As these too groups: gentry Russian intelligentsia vs. Jewish provincial intelligentsia were blaming each other for failing to represents proletarians, life went on... without proletarians, of course. Radicals were compiling the lists of statues to be destroyed, books to be banned, streets to rename, while the centrists were mostly on defensive, trying to save "the culture." Very few among both groups spend time actually educating or enlightening the workers. For a simple reason that you are not supposed to educate proletariat --which already knows it all -- into the mysteries of decaying bourgeois culture.

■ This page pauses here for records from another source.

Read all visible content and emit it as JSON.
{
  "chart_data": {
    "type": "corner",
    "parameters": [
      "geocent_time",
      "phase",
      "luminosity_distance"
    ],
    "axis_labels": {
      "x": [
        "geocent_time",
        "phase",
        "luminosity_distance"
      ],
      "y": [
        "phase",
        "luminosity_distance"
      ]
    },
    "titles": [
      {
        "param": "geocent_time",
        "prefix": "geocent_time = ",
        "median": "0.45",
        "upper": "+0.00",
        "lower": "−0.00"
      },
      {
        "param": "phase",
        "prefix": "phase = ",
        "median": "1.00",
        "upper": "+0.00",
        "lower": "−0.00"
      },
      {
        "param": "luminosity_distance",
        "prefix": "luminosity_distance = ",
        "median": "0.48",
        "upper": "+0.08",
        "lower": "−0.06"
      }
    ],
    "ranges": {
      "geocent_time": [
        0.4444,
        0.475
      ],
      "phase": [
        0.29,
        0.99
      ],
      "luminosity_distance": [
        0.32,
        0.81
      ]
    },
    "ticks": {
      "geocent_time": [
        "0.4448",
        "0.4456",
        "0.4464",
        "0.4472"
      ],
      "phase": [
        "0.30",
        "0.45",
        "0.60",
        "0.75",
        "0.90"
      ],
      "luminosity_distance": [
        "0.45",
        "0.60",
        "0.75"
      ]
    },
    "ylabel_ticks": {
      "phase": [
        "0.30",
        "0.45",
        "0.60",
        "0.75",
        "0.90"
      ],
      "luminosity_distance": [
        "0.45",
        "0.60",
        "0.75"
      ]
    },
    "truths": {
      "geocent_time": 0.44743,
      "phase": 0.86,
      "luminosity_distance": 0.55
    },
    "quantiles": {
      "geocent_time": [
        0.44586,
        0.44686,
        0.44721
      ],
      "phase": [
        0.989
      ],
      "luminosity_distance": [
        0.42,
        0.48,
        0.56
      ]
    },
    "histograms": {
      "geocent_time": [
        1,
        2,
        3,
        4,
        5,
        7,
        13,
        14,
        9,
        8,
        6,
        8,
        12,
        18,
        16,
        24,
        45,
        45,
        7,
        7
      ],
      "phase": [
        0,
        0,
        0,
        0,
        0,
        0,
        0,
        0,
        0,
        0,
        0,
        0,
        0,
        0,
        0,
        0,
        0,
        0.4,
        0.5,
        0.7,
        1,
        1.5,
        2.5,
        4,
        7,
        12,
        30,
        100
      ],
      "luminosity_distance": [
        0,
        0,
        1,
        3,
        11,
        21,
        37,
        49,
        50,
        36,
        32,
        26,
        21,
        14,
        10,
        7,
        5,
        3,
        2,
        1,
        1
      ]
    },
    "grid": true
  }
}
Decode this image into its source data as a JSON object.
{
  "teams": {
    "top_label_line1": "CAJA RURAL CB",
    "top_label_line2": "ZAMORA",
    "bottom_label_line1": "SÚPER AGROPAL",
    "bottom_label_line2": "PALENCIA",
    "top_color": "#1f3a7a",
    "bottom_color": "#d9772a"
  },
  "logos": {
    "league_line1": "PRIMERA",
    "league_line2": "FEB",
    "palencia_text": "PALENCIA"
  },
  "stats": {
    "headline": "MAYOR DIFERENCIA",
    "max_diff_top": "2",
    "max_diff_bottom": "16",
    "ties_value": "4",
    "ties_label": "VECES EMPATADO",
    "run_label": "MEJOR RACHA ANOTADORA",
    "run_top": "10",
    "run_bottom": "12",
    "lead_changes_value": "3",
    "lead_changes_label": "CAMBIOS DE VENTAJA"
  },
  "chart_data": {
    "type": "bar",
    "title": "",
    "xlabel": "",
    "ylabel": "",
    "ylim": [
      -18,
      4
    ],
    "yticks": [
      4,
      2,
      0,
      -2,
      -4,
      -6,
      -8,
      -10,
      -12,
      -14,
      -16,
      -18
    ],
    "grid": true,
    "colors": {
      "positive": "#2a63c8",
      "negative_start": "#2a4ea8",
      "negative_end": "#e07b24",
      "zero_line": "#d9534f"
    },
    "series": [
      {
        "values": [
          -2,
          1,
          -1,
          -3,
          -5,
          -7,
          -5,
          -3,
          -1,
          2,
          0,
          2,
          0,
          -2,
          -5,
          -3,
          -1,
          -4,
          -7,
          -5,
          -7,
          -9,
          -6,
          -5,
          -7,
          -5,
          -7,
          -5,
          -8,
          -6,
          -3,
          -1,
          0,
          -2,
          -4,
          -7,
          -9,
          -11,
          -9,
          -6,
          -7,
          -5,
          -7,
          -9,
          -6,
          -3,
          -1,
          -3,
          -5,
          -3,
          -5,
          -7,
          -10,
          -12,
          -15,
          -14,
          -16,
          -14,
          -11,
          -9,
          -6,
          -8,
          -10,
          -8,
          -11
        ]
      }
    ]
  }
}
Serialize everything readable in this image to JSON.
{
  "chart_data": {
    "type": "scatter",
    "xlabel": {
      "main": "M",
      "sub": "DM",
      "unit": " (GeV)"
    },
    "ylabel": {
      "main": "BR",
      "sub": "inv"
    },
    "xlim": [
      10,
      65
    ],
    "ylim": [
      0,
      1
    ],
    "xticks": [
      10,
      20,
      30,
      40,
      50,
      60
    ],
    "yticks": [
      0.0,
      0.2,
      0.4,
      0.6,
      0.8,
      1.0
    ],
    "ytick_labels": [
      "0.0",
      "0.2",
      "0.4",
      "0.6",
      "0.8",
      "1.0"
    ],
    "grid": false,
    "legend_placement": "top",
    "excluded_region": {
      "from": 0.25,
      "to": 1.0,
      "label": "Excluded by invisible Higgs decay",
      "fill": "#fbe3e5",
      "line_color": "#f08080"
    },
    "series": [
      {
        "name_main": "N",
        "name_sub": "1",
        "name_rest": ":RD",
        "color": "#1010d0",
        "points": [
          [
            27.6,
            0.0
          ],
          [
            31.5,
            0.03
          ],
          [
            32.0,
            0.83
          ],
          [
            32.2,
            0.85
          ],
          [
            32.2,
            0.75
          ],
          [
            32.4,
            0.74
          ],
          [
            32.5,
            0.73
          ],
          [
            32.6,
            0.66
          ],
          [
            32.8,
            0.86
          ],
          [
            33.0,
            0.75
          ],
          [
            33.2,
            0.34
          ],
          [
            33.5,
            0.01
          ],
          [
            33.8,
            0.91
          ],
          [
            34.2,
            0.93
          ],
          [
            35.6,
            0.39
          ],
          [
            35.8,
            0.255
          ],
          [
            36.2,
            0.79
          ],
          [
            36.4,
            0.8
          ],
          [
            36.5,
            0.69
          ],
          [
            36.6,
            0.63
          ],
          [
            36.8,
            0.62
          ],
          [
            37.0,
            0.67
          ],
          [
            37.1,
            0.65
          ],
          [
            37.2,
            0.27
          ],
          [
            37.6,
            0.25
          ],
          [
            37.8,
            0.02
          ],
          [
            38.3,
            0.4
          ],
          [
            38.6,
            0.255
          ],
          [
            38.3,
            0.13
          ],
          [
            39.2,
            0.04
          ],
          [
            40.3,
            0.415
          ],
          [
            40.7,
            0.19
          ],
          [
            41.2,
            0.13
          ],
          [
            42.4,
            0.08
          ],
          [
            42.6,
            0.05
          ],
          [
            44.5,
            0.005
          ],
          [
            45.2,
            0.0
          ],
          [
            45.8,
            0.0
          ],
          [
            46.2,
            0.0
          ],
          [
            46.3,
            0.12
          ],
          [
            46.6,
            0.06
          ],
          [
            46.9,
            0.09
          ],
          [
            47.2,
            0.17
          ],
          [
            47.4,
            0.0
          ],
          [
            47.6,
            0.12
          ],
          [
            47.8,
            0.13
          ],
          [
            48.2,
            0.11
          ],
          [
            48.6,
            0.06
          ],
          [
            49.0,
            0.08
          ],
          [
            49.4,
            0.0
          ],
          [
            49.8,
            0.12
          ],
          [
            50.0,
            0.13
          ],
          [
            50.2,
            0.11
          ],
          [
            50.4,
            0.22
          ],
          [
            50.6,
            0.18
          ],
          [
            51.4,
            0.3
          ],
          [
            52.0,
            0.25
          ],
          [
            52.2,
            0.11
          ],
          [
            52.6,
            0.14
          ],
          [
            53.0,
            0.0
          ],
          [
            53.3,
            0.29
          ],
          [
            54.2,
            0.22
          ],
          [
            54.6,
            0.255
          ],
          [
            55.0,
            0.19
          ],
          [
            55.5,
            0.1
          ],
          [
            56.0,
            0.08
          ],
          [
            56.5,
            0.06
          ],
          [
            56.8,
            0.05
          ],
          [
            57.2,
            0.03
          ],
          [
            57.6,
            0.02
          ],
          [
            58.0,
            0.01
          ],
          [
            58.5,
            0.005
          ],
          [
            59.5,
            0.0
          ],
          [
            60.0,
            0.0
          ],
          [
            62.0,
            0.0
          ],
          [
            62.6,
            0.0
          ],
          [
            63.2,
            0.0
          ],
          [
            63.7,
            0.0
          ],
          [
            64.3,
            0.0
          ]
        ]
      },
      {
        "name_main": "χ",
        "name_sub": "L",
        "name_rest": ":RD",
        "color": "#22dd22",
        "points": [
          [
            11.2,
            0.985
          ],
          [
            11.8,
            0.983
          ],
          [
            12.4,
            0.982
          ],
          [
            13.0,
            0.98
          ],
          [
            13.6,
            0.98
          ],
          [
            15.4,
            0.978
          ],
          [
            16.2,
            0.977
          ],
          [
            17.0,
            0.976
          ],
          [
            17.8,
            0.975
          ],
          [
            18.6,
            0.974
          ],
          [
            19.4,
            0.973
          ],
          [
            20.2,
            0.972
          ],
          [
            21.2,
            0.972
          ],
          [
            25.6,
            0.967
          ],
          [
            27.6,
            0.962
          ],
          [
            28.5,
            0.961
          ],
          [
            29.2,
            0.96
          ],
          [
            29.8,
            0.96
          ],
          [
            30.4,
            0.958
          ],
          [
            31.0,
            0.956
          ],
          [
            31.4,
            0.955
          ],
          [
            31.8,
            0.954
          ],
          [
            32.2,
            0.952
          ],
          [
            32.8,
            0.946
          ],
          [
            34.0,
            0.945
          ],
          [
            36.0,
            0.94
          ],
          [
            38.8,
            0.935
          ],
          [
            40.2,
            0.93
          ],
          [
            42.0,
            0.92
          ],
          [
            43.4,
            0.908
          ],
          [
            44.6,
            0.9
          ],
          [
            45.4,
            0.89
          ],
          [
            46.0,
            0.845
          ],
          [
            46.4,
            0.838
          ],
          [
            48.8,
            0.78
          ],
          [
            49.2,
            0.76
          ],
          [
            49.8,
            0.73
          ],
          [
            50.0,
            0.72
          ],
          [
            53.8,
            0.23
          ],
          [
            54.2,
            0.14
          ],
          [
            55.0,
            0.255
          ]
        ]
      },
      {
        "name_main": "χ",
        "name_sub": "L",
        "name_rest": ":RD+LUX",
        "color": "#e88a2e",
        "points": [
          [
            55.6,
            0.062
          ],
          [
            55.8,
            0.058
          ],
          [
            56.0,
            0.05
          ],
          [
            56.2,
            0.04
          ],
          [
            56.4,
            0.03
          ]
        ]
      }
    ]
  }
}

Of course, the denouement of the whole story is even more sad. Most of the "fellow travelers" either committed suicides, emigrated, went into "internal emigration" or became regular drunks, like Olesha or even Fadeev. Not to be outdone, most of the RAPP people were shot in 1937 as "Trotskyists." Particularly sad is the plight of one Lelevich. Born in 1901 he was shot in 1937, followed by his very young son, was shot in 1939, and his poet father, shot in 1937.
Frankly, there is some poetic justice when obnoxious harassers, abusers, and self-righteous freaks are harassed, but it also makes one pretty sad. And particularly sad on behalf of the workers, many of whom ended up working in Gulag as Ivan Denisovich, waiting for another intelligentsia writer like Solzhenitsyn to tell the world about their sufferings.